During a federal hearing in the 1980s, Arden Walker, the head of labor relations at IBP for the company’s first two decades, explained some of the advantages of having a high turnover rate:
Counsel: With regard to turnover, since you [IBP] are obviously experiencing it, does that bother you?
Mr. Walker: Not really.
Counsel: Why not?
Mr. Walker: We found very little correlation between turnover and profitability… For instance, insurance, as you know, is very costly. Insurance is not available to new employees until they’ve worked there for a period of a year or, in some cases, six months. Vacations don’t accrue until the second year. There are some economies, frankly, that result from hiring new employees.
Far from being a liability, a high turnover rate in the meatpacking industry — as in the fast food industry — also helps maintain a workforce that is harder to unionize and much easier to control.

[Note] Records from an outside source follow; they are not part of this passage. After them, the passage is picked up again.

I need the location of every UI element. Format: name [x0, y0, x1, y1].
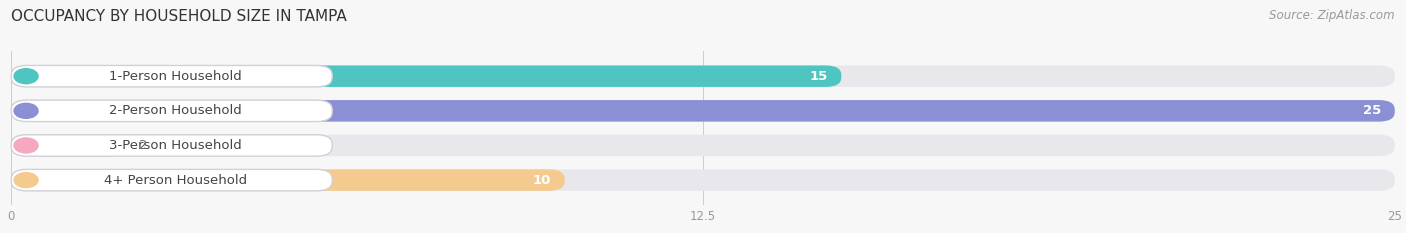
FancyBboxPatch shape [11, 169, 1395, 191]
Circle shape [14, 69, 38, 84]
Text: 1-Person Household: 1-Person Household [108, 70, 242, 83]
Text: 10: 10 [533, 174, 551, 187]
Text: 3-Person Household: 3-Person Household [108, 139, 242, 152]
Text: 2: 2 [139, 139, 148, 152]
FancyBboxPatch shape [11, 65, 1395, 87]
Text: 15: 15 [810, 70, 828, 83]
FancyBboxPatch shape [11, 65, 332, 87]
FancyBboxPatch shape [11, 135, 122, 156]
FancyBboxPatch shape [11, 135, 1395, 156]
Circle shape [14, 138, 38, 153]
Circle shape [14, 103, 38, 118]
Circle shape [14, 173, 38, 188]
Text: 25: 25 [1362, 104, 1381, 117]
FancyBboxPatch shape [11, 135, 332, 156]
Text: OCCUPANCY BY HOUSEHOLD SIZE IN TAMPA: OCCUPANCY BY HOUSEHOLD SIZE IN TAMPA [11, 9, 347, 24]
Text: Source: ZipAtlas.com: Source: ZipAtlas.com [1270, 9, 1395, 22]
Text: 2-Person Household: 2-Person Household [108, 104, 242, 117]
FancyBboxPatch shape [11, 169, 565, 191]
FancyBboxPatch shape [11, 100, 1395, 122]
FancyBboxPatch shape [11, 100, 332, 122]
FancyBboxPatch shape [11, 65, 841, 87]
Text: 4+ Person Household: 4+ Person Household [104, 174, 247, 187]
FancyBboxPatch shape [11, 169, 332, 191]
FancyBboxPatch shape [11, 100, 1395, 122]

For more than a century, California agriculture has been dependent on migrant workers, on young men and women from rural villages in Mexico who travel north to pick by hand most of the state’s fruits and vegetables. Migrant workers have long played an important role in the agricultural economy of other states, picking berries in Oregon, apples in Washington, and tomatoes in Florida. Today, the United States, for the first time in its history, has begun to rely on a migrant industrial workforce. Thousands of new migrants now travel north to work in the slaughterhouses and meat processing plants of the High Plains. Some of these new migrants save their earnings, then return home. Some try to establish roots and settle in meatpacking communities. And others wander the country, briefly employed in one state after another, looking for a meatpacking plant that treats its workers well. These migrants come mainly from Mexico, Guatemala, and El Salvador. Many were once farm workers in California, where steady jobs in the fields are now difficult to find. To farm workers who’ve labored outdoors, ten hours a day, for the nation’s lowest wages, meatpacking jobs often sound too good to be true. Picking strawberries in California pays about $5.50 an hour, while cutting meat in a Colorado or Nebraska slaughterhouse can pay almost twice that amount. In many parts of rural Mexico and Guatemala, workers earn about $5 a day.
As in so many other aspects of meatpacking, IBP was a trailblazer in recruiting migrant labor. The company was among the first to recognize that recent immigrants would work for lower wages than American citizens — and would be more reluctant to join unions. To sustain the flow of new workers into IBP slaughterhouses, the company has for years dispatched recruiting teams to poor communities throughout the United States. It has recruited refugees and asylum-seekers from Laos and Bosnia. It has recruited homeless people living at shelters in New York, New Jersey, California, North Carolina, and Rhode Island. It has hired buses to import these workers from thousands of miles away. IBP now maintains a labor office in Mexico City, runs ads on Mexican radio stations offering jobs in the United States, and operates a bus service from rural Mexico to the heartland of America.